Medieval Knightly Virtue
During the Middle Ages, knights adorned themselves with armour and chain-mail, but they also wore rings and pendants to showcase their chivalry. These pieces often bore religious symbols or served as tokens of courtly love.
The Renaissance era marked a period of opulence and artistic innovation. Men's jewellery became more elaborate, with brooches, chains, and rings adorned with intricate designs and gemstones. The well-dressed gentleman of the time considered jewellery a symbol of status and refinement.
In the Victorian era, men's jewellery took on a more sentimental tone. Mourning rings and lockets became popular, bearing inscriptions and containing hair or photographs of loved ones. Additionally, fob watches and watch chains were must-have accessories for the well-dressed Victorian man.
The 20th Century Death of Men's Jewellery
The 1900s brought a huge decline in men wearing jewellery, with only watches and rings being acceptable attire. The main reasons were recession, world wars and the mostly industrial workplace, following the industrial revolution.

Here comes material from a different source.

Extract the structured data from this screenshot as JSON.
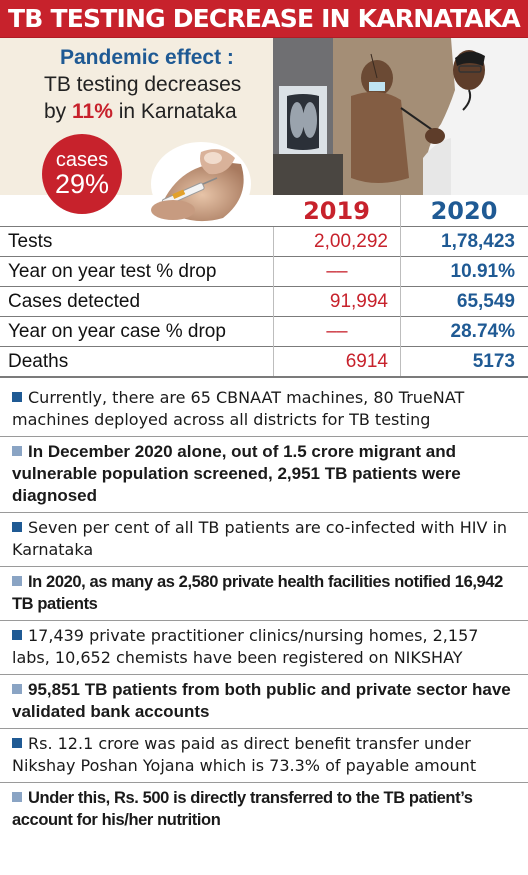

Thankfully, men's jewellery started to make a comeback with George Michael and Andrew Ridgeley of Wham daring to wear hoop earrings. The 80s pop culture quickly adopted the new rebelliousness with a passion, and with the start of the rap culture, men's jewellery was back in full swing.
Today, men's jewellery comes in a vast array of styles and materials and there's not a part of our body we don't put it on. Well, maybe one. It's a great time for men's jewellery and expressing yourself in any way you want to with it.
Watch for it. Men's brooches are making a comeback. They are appearing more and more on pop and movie stars.